Gastroenterology Unit, A. Gemelli University Hospital, Catholic University of Sacred Heart, 00168 Rome, Italy.
World J Gastroenterol. 2012 Nov 21;18(43):6206-15. doi: 10.3748/wjg.v18.i43.6206.
Microscopic colitis may be defined as a clinical syndrome, of unknown etiology, consisting of chronic watery diarrhea, with no alterations in the large bowel at the endoscopic and radiologic evaluation. Therefore, a definitive diagnosis is only possible by histological analysis. The epidemiological impact of this disease has become increasingly clear in the last years, with most data coming from Western countries. Microscopic colitis includes two histological subtypes [collagenous colitis (CC) and lymphocytic colitis (LC)] with no differences in clinical presentation and management. Collagenous colitis is characterized by a thickening of the subepithelial collagen layer that is absent in LC. The main feature of LC is an increase of the density of intra-epithelial lymphocytes in the surface epithelium. A number of pathogenetic theories have been proposed over the years, involving the role of luminal agents, autoimmunity, eosinophils, genetics (human leukocyte antigen), biliary acids, infections, alterations of pericryptal fibroblasts, and drug intake; drugs like ticlopidine, carbamazepine or ranitidine are especially associated with the development of LC, while CC is more frequently linked to cimetidine, non-steroidal antiinflammatory drugs and lansoprazole. Microscopic colitis typically presents as chronic or intermittent watery diarrhea, that may be accompanied by symptoms such as abdominal pain, weight loss and incontinence. Recent evidence has added new pharmacological options for the treatment of microscopic colitis: the role of steroidal therapy, especially oral budesonide, has gained relevance, as well as immunosuppressive agents such as azathioprine and 6-mercaptopurine. The use of anti-tumor necrosis factor-α agents, infliximab and adalimumab, constitutes a new, interesting tool for the treatment of microscopic colitis, but larger, adequately designed studies are needed to confirm existing data.
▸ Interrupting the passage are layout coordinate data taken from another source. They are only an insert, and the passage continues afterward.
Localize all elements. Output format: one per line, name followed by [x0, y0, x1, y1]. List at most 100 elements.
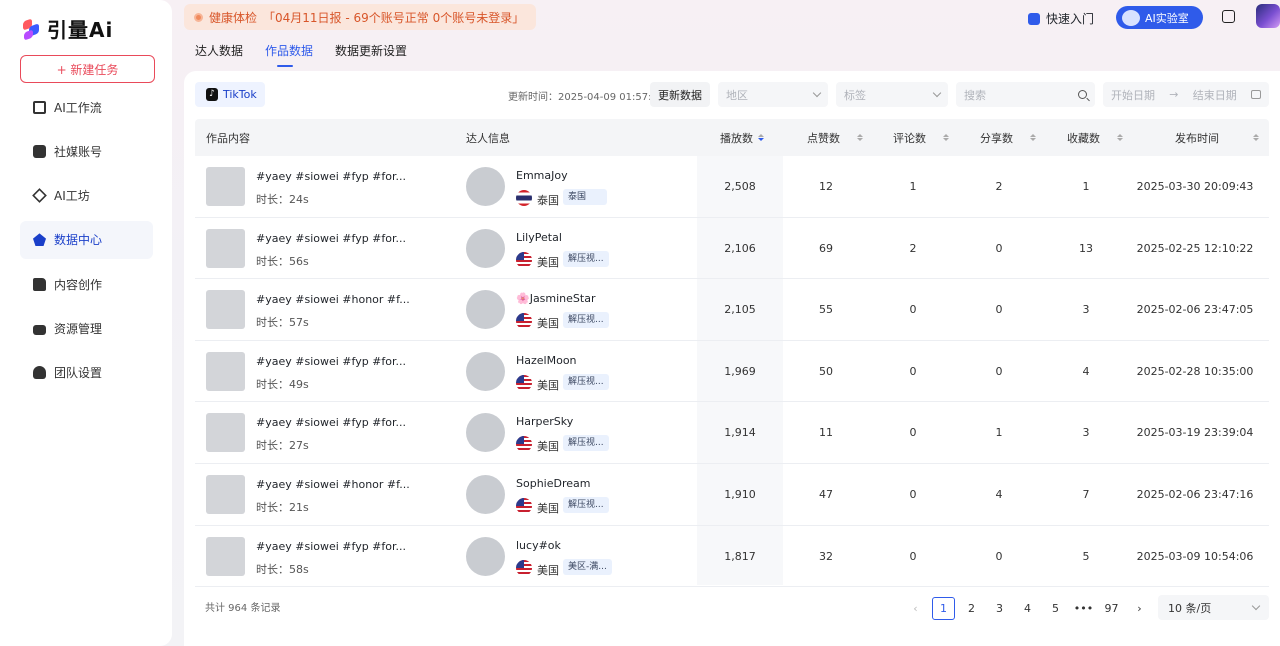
sidebar-item-5[interactable]: 资源管理	[20, 309, 153, 347]
publish-time: 2025-02-06 23:47:05	[1136, 303, 1254, 317]
page-button[interactable]: 2	[960, 597, 983, 620]
creator-avatar[interactable]	[466, 413, 505, 453]
col-publish-time[interactable]: 发布时间	[1175, 119, 1259, 156]
update-data-button[interactable]: 更新数据	[650, 82, 710, 107]
sort-icon[interactable]	[758, 134, 764, 141]
next-page-button[interactable]: ›	[1128, 597, 1151, 620]
video-thumbnail[interactable]	[206, 413, 245, 453]
platform-tiktok-button[interactable]: ♪ TikTok	[195, 82, 265, 107]
video-title[interactable]: #yaey #siowei #fyp #for...	[256, 416, 406, 429]
page-button[interactable]: 5	[1044, 597, 1067, 620]
ai-lab-button[interactable]: AI实验室	[1116, 6, 1203, 29]
video-thumbnail[interactable]	[206, 290, 245, 330]
page-ellipsis[interactable]: •••	[1072, 597, 1095, 620]
table-row[interactable]: #yaey #siowei #fyp #for... 时长：24s EmmaJoy 泰…	[195, 156, 1269, 218]
publish-time: 2025-03-09 10:54:06	[1136, 549, 1254, 563]
likes-count: 32	[819, 549, 833, 563]
tab-works-data[interactable]: 作品数据	[265, 42, 313, 67]
creator-name[interactable]: 🌸JasmineStar	[516, 292, 595, 305]
video-title[interactable]: #yaey #siowei #honor #f...	[256, 293, 410, 306]
tag-select[interactable]: 标签	[836, 82, 948, 107]
new-task-button[interactable]: + 新建任务	[20, 55, 155, 83]
flag-icon	[516, 190, 532, 206]
user-avatar[interactable]	[1256, 4, 1280, 28]
shares-count: 0	[995, 549, 1003, 563]
sidebar-item-3[interactable]: 数据中心	[20, 220, 153, 259]
creator-name[interactable]: lucy#ok	[516, 539, 561, 552]
creator-avatar[interactable]	[466, 228, 505, 268]
page-button[interactable]: 3	[988, 597, 1011, 620]
sort-icon[interactable]	[1117, 134, 1123, 141]
health-label: 健康体检	[209, 10, 258, 25]
col-content: 作品内容	[206, 119, 250, 156]
creator-avatar[interactable]	[466, 351, 505, 391]
sort-icon[interactable]	[1030, 134, 1036, 141]
window-icon[interactable]	[1222, 10, 1235, 23]
app-logo[interactable]: 引量Ai	[23, 14, 113, 43]
creator-name[interactable]: HazelMoon	[516, 354, 577, 367]
video-title[interactable]: #yaey #siowei #fyp #for...	[256, 355, 406, 368]
date-range-picker[interactable]: 开始日期 → 结束日期	[1103, 82, 1269, 107]
creator-name[interactable]: LilyPetal	[516, 231, 562, 244]
video-title[interactable]: #yaey #siowei #honor #f...	[256, 478, 410, 491]
sidebar-item-4[interactable]: 内容创作	[20, 265, 153, 303]
creator-avatar[interactable]	[466, 475, 505, 514]
video-title[interactable]: #yaey #siowei #fyp #for...	[256, 232, 406, 245]
plays-count: 1,914	[724, 426, 756, 440]
sidebar-item-0[interactable]: AI工作流	[20, 88, 153, 126]
quick-start-link[interactable]: 快速入门	[1028, 10, 1094, 27]
col-creator: 达人信息	[466, 119, 510, 156]
col-content-label: 作品内容	[206, 131, 250, 145]
creator-avatar[interactable]	[466, 290, 505, 330]
creator-name[interactable]: HarperSky	[516, 415, 573, 428]
page-size-select[interactable]: 10 条/页	[1158, 595, 1269, 620]
table-row[interactable]: #yaey #siowei #fyp #for... 时长：49s HazelMoo…	[195, 341, 1269, 403]
video-thumbnail[interactable]	[206, 536, 245, 576]
creator-name[interactable]: EmmaJoy	[516, 169, 568, 182]
search-icon[interactable]	[1078, 90, 1087, 99]
region-select[interactable]: 地区	[718, 82, 828, 107]
video-thumbnail[interactable]	[206, 351, 245, 391]
sort-icon[interactable]	[1253, 134, 1259, 141]
col-plays[interactable]: 播放数	[720, 119, 764, 156]
creator-name[interactable]: SophieDream	[516, 477, 590, 490]
table-row[interactable]: #yaey #siowei #fyp #for... 时长：58s lucy#ok 美…	[195, 526, 1269, 588]
col-saves[interactable]: 收藏数	[1067, 119, 1123, 156]
sort-icon[interactable]	[857, 134, 863, 141]
page-button[interactable]: 4	[1016, 597, 1039, 620]
search-input[interactable]: 搜索	[956, 82, 1095, 107]
prev-page-button[interactable]: ‹	[904, 597, 927, 620]
ai-lab-label: AI实验室	[1145, 11, 1189, 25]
likes-count: 55	[819, 303, 833, 317]
table-row[interactable]: #yaey #siowei #fyp #for... 时长：56s LilyPeta…	[195, 218, 1269, 280]
creator-country: 美国	[537, 502, 559, 515]
saves-count: 7	[1082, 488, 1090, 501]
video-thumbnail[interactable]	[206, 167, 245, 206]
video-title[interactable]: #yaey #siowei #fyp #for...	[256, 540, 406, 553]
col-shares[interactable]: 分享数	[980, 119, 1036, 156]
tab-creator-data[interactable]: 达人数据	[195, 42, 243, 60]
flag-icon	[516, 313, 532, 330]
col-comments[interactable]: 评论数	[893, 119, 949, 156]
health-check-banner[interactable]: 健康体检 「04月11日报 - 69个账号正常 0个账号未登录」	[184, 4, 537, 30]
creator-avatar[interactable]	[466, 536, 505, 576]
sidebar-item-2[interactable]: AI工坊	[20, 177, 153, 215]
robot-icon	[1122, 9, 1140, 26]
table-row[interactable]: #yaey #siowei #honor #f... 时长：57s 🌸Jasmine…	[195, 279, 1269, 341]
page-button[interactable]: 97	[1100, 597, 1123, 620]
video-title[interactable]: #yaey #siowei #fyp #for...	[256, 170, 406, 183]
page-button[interactable]: 1	[932, 597, 955, 620]
book-icon	[1028, 12, 1040, 25]
comments-count: 0	[909, 488, 917, 501]
tab-update-settings[interactable]: 数据更新设置	[335, 42, 407, 60]
col-likes[interactable]: 点赞数	[807, 119, 863, 156]
sidebar-item-1[interactable]: 社媒账号	[20, 132, 153, 170]
table-row[interactable]: #yaey #siowei #fyp #for... 时长：27s HarperSk…	[195, 402, 1269, 464]
workflow-icon	[33, 100, 46, 114]
video-thumbnail[interactable]	[206, 475, 245, 514]
table-row[interactable]: #yaey #siowei #honor #f... 时长：21s SophieDr…	[195, 464, 1269, 526]
creator-avatar[interactable]	[466, 167, 505, 206]
sidebar-item-6[interactable]: 团队设置	[20, 354, 153, 392]
sort-icon[interactable]	[943, 134, 949, 141]
video-thumbnail[interactable]	[206, 228, 245, 268]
显微镜下结肠炎可定义为一种病因不明的临床综合征,表现为慢性水样腹泻,内镜和影像学检查未见大肠改变。因此,只有通过组织学分析才能明确诊断。近年来,这种疾病的流行病学影响变得越来越明显,大多数数据来自西方国家。显微镜下结肠炎包括两种组织学亚型[胶原性结肠炎(CC)和淋巴细胞性结肠炎(LC)],其临床表现和治疗方法无差异。胶原性结肠炎的特征是上皮下胶原层增厚,而 LC 则不存在。LC 的主要特征是表面上皮内上皮细胞内淋巴细胞密度增加。多年来提出了许多发病理论,涉及腔内物质、自身免疫、嗜酸性粒细胞、遗传(人类白细胞抗原)、胆酸、感染、隐窝周围成纤维细胞改变和药物摄入的作用;药物如噻氯匹定、卡马西平或雷尼替丁特别与 LC 的发生有关,而 CC 更常与西咪替丁、非甾体抗炎药和兰索拉唑有关。显微镜下结肠炎通常表现为慢性或间歇性水样腹泻,可伴有腹痛、体重减轻和失禁等症状。最近的证据为显微镜下结肠炎的治疗增加了新的药理学选择:甾体治疗,特别是口服布地奈德的作用,已得到重视,免疫抑制剂如硫唑嘌呤和 6-巯基嘌呤也得到了重视。抗肿瘤坏死因子-α 药物英夫利昔单抗和阿达木单抗的使用为显微镜下结肠炎的治疗提供了一种新的、有趣的工具,但需要更大规模、设计合理的研究来证实现有数据。